Interventions de SOLIDAIRES au CESER de BRETAGNE

lundi 18 juin 2012

Les préconisations du rapport « Pour une meilleure utilisation des fonds européens en Bretagne » tombent à point nommé : en effet, les difficultés évoquées par l’ensemble des intervenants sont réelles, mais nous pensons qu’il ne faut cependant pas oublier le contexte général dans lequel se situe ce rapport produit de notre auto-saisine.

Le 2 mars 2012, un nouveau traité, pompeusement intitulé « Traité pour la stabilité, la coordination et la gouvernance » (TSCG), dit aussi « Pacte budgétaire », a été adopté par les chefs d’État et de gouvernement de la zone euro. Ce court traité est d’une importance capitale. Après Maastricht et Lisbonne, il constitue un Acte III de l’histoire de l’euro, radicalisant de façon inédite les principes ordo-libéraux qui président, depuis son origine, à la construction de la monnaie unique.

En paralysant les politiques budgétaires nationales, en installant la prétendue « règle d’or » budgétaire, ce traité va plonger l’Union européenne dans une austérité perpétuelle. Ne s’attaquant à aucune des causes de la crise actuelle, il risque d’aboutir à l’explosion de l’euro et à l’effondrement de la démocratie en Europe.

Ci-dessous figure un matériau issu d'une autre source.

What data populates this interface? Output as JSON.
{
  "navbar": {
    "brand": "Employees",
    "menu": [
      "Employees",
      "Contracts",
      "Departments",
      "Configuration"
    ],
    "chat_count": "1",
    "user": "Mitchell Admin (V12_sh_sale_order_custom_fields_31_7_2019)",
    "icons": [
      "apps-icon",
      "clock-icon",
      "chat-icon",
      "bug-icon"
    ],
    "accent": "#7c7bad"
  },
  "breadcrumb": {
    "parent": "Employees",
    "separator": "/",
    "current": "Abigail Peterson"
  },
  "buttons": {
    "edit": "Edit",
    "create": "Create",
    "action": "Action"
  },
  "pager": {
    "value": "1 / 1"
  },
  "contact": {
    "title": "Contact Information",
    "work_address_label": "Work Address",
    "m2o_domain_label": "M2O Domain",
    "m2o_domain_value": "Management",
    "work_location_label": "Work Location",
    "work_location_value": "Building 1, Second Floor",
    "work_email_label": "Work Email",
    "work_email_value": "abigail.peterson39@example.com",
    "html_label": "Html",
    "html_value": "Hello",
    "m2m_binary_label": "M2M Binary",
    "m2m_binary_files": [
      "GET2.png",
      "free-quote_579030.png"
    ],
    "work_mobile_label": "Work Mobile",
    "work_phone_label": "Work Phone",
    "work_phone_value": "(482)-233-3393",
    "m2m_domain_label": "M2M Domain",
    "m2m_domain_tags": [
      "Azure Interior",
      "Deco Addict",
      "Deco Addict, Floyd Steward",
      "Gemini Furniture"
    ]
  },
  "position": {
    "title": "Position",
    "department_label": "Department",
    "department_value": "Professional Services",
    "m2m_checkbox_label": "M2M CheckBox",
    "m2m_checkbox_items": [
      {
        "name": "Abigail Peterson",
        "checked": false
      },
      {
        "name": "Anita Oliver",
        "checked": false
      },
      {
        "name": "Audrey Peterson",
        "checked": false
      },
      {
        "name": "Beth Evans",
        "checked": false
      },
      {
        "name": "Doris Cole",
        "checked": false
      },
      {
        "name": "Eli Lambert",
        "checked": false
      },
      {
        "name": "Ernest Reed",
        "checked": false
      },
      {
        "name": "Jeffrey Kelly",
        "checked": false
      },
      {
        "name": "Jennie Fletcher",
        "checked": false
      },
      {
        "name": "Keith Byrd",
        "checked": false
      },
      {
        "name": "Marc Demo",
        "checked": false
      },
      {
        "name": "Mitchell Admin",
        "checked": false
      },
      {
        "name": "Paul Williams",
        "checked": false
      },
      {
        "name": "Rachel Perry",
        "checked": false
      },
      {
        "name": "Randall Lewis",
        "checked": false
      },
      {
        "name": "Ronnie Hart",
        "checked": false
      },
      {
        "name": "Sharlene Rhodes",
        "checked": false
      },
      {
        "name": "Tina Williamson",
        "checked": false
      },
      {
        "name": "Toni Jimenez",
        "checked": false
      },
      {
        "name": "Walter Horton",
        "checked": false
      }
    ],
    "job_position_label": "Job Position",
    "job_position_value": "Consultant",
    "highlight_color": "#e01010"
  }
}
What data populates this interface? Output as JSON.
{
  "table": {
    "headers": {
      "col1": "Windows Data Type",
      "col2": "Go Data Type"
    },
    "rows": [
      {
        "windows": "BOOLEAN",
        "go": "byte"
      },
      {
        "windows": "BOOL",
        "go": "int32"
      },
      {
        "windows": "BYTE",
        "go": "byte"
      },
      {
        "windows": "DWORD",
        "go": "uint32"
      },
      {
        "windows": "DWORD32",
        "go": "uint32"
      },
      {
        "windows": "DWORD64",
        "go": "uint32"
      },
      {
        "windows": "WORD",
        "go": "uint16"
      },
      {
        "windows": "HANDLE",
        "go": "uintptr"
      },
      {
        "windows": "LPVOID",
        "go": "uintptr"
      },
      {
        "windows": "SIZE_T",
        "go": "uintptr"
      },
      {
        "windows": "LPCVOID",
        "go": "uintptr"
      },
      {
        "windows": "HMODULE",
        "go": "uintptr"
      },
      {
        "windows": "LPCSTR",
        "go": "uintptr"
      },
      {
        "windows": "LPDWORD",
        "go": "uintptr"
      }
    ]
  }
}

Le moment est venu de le constater : ce traité ne peut être simplement « complété », il doit être rejeté et laisser la place à de nouvelles fondations.

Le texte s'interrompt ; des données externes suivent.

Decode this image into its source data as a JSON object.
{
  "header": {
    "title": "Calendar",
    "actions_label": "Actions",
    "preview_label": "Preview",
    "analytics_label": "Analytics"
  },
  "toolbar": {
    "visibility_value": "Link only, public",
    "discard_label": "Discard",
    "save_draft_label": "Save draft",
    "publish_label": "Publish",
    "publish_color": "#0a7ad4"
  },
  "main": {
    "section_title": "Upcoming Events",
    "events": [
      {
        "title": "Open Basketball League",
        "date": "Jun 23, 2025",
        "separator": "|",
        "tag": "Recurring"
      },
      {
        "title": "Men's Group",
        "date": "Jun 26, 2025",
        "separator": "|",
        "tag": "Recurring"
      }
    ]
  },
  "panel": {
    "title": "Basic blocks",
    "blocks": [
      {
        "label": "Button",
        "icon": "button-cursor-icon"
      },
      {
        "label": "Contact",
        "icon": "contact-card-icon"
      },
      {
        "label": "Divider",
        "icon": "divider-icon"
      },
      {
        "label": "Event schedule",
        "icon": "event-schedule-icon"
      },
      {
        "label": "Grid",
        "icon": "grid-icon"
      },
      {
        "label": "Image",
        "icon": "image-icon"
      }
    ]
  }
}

Au-delà de ces dispositions juridiques, c’est la logique même de ce traité qu’il faut interroger.

S’imposer un quasi-équilibre budgétaire, cela signifie que les investissements de long terme seront financés par les recettes courantes. Or ces investissements seront utilisés des décennies durant par plusieurs générations, il est donc totalement absurde qu’elles soient financées par les recettes du moment. Si cette règle devait être respectée, elle entraînerait l’impossibilité, de fait, d’investir pour l’avenir, alors même que la nécessité d’amorcer la transition écologique va demander des investissements massifs. Ce gouvernement par les règles - dette 60 % du PIB, déficit courant maximum 3 %, déficit structurel, 0,5 % -, est la marque de l’ordo-libéralisme allemand.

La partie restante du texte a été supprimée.